Belakangan diketahui, pemicu bentrok dua kelompok ormas tersebut terkait masalah lahan. Awalnya tempat berkumpul salah satu ormas ditertibkan oleh ormas lain atas perintah sang developer yang mengaku sebagai pemilik lahan. 

“Suasana sempat memanas setelah di media sosial ramai menyebutkan isu SARA atas bentrok di Billabong. Ada yang menyebut bangunan yang dirobohkan adalah tempat ibadah. Tetapi setelah petugas yang mengamankan para pelaku dari lokasi yang diratakan tersebut memang tempat itu sebagai tempat berkumpul lalu solat biasa saja bukan tempat ibadah pada umumnya,” ujar Kombes Herry.

Pria yang akrab disapa Herriemen itu menambahkan, petugas mengamankan sebanyak 46 orang diduga pelaku pengrusakan dan di bawa ke Mapolresta Depok dengan kendaraan taktis Barracuda.

“Sebanyak 44 orang dari kubu ormas yang disuru developer. Dua orang sisanya kamo amankan sebagai developer.

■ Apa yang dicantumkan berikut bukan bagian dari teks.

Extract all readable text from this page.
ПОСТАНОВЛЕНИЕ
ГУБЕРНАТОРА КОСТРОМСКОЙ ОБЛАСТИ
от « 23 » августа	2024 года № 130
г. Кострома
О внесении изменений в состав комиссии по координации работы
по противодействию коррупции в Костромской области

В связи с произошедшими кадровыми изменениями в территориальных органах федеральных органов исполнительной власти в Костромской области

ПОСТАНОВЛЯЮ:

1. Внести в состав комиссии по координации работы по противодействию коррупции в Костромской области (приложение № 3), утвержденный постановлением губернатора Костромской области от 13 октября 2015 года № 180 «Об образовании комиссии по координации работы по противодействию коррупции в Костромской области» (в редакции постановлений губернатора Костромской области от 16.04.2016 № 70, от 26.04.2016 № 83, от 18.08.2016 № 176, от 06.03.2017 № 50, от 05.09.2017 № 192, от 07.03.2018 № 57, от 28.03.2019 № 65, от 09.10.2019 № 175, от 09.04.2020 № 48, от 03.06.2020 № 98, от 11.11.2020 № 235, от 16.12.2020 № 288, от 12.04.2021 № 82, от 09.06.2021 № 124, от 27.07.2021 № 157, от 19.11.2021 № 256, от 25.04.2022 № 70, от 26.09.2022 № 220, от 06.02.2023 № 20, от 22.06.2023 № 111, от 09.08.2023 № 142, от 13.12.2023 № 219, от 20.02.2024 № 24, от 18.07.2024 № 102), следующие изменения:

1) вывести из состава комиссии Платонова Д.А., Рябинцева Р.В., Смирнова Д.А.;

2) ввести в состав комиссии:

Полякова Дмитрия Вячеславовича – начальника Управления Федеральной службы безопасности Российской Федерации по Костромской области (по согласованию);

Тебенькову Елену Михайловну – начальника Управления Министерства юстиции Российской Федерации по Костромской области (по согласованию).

Mereka akan dimintai keterangan untuk penyelidikan,” jelas mantan Wakil Direktur Reseree Kriminal Umum Polda Metro Jaya itu.

Untuk mengantisipasi aksi susulan, sejumlah petugas gabungan tetap bersiaga lengkap dengan kendaraan taktis di lokasi bentrok. 

Sementara itu Kapolsek Bojonggede AKP Agus Koster Sinaga menambahkan dari peristiwa tersebut pihaknya mengamankan sejumlah senjata tajam dari kelompok yang bertikai.

“Senjata tajam sudah kita sita ditempat aman. Situasi sempat memanas namun sekarang sudah seperti biasa. Dan sebagian orang mulai satu persatu membubarkan diri,” ungkapnya.